Anjiografi: Bu tetkikte, damar içine ince bir kanül sokularak incelenecek bölgeye doğru çeşitli manevralarla ilerletilir. İncelenecek bölgeye gelindiğinde, hızlıca kontrast madde verilir ve seri olarak röntgenleri çekilir. İşlem sona erdiğinde, kanül damardan çekilir. Anjiografi, kalınbarsak kanserinin tanısında ve tedavi planlanmasında nadiren kullanılır. Daha çok karaciğer metastazı olan hastalarda, operasyonun daha az kan kaybıyla bitirilmesine yardımcı olabilmesi nedeni ile kullanılmaktadır. Çıkarılamayan karaciğer kitlelerinde de, kanlanmayı sağlayan damarın belirlenmesinde, doğrudan kitleye ilaç uygulamasında yardımcı bir tetkiktir.


Kan biyokimyası ve hemogram: Tam kan sayımı, hastanın kanındaki çeşitli hücrelerin miktarının saptanmasını sağlar. Kan hücrelerinin azalması, kanserden kanamaya bağlı olarak görülebilir. Bu kan kaybı nedeni ile demir eksikliği anemisi gelişebilir (kanamayla birlikte, kan hücrelerinin yanı sıra demir iyonu da kaybolur). Demir eksikliği anemisi, erişkinlerde sıklıkla kanamaya bağlıdır. Kadınlarda, demir eksikliği özellikle ülkemiz başta olmak üzere sık görülmektedir. Kadınlarda demir eksikliğinin daha sık görülmesi, doğumlar ve adet kanamaları ile olan kayıplara bağlıdır. Fakat, doktorların demir eksikliğinin neye bağlı olduğunu iyice değerlendirmeleri gereklidir. Gereğinde, kayıp bölgesi olarak mide-barsak sistemi değerlendirilmelidir.

Kemoterapi ile tedavi edilecek olan hastaların, düzenli olarak bu tetkiklerini yaptırmaları gereklidir (ilaçların kemik iliğini etkilemeleri nedeni ile). Kanserin karaciğer ve kemiğe yayılma riskinin olması nedeni ile oluşabilecek biyokimyasal bozuklukların saptanabilmesi için, düzenli olarak kan biyokimya tetkikleri yapılmalıdır.

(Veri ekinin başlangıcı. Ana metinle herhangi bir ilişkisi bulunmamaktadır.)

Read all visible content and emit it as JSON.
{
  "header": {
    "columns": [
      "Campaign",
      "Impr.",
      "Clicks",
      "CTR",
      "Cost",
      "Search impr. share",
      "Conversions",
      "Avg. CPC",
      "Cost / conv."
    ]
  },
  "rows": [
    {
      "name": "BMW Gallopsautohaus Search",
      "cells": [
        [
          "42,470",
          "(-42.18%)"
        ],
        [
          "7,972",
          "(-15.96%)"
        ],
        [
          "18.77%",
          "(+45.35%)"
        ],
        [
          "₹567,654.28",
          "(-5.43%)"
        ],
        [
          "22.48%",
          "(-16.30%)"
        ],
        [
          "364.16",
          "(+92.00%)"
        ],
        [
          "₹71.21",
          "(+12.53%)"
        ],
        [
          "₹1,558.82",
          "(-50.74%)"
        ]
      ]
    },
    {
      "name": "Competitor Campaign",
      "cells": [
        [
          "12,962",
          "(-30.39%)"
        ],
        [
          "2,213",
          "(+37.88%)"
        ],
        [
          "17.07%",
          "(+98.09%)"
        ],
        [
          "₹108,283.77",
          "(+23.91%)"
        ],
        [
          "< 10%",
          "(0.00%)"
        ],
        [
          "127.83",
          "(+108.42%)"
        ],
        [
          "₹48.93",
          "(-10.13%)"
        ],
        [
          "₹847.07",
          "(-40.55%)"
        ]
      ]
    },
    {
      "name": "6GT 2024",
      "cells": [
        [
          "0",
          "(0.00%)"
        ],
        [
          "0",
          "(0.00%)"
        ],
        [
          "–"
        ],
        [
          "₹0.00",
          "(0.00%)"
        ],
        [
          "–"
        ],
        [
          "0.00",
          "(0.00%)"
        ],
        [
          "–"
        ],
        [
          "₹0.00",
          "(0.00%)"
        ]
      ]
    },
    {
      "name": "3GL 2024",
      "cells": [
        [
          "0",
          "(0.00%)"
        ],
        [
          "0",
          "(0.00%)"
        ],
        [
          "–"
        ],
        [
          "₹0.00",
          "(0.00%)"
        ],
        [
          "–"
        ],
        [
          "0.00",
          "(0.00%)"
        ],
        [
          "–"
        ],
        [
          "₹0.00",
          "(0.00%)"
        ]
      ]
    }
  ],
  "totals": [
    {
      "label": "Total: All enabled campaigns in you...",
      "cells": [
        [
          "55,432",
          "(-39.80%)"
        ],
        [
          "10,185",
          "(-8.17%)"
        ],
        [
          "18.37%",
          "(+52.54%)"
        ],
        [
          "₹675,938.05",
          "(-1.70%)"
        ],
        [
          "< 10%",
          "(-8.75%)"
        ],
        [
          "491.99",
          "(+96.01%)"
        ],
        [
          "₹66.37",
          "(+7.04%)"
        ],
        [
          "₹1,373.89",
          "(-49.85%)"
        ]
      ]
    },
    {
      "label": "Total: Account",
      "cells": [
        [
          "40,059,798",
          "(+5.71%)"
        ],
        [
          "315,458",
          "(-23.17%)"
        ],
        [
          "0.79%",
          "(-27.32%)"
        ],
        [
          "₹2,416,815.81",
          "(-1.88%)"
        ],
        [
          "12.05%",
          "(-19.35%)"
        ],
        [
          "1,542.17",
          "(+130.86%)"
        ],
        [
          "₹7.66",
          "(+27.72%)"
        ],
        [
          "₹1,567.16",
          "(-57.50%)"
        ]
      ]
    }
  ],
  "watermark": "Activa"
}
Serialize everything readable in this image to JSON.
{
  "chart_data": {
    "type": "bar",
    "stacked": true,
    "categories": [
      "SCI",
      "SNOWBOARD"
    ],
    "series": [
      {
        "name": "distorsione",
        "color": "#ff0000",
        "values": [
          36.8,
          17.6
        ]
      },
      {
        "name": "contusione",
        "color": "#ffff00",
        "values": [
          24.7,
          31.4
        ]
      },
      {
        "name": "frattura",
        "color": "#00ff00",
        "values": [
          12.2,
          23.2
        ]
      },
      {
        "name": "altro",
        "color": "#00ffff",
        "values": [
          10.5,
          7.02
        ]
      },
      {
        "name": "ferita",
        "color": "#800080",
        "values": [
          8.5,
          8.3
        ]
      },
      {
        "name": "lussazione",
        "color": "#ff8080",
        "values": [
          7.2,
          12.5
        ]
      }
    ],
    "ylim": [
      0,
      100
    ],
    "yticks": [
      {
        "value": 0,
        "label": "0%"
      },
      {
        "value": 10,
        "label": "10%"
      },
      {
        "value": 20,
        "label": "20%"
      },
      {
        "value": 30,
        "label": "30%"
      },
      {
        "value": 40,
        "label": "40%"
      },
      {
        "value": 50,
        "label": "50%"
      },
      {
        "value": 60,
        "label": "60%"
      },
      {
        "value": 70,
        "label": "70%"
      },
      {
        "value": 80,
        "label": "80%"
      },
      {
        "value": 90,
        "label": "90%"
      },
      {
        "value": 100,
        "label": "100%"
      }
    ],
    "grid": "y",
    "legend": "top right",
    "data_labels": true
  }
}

Karsinoembriyonik antijen testi (CEA): CEA, kalınbarsak ve rektum kanseri hücrelerinin çoğu tarafından üretilerek kan dolaşımına salınır. CEA testi; kalınbarsak kanseri nedeni ile tedavi almış hastaların takibinde, diğer testlerle birlikte kullanılır. CEA düzeyleri, hastalığı tekrarlayanlarda erken dönemde yükselebilir ve bu da erken tanı konmasını sağlayabilir. CEA düzeylerinde yükselme olması; kalınbarsak kanseri dışında başka nedenlerle de olmaktadır. Ülseratif kolit, barsakların kanser olmayan tümörleri, bazı karaciğer hastalıkları ve müzmin akciğer hastalıklarında da CEA yükselebilmektedir. Sigara içilmesi de, CEA düzeyinde yükselmeye neden olmaktadır. CEA’ nın kanser dışı nedenlerle de yükselebilmesi nedeni ile, insanların kanserli olup olmadığının araştırılmasında kullanılması uygun değildir. CEA, kalınbarsak kanseri tanısı konmuş ve tedavi almış veya halen tedavi alan hastaların izlenmesinde çok yararlıdır.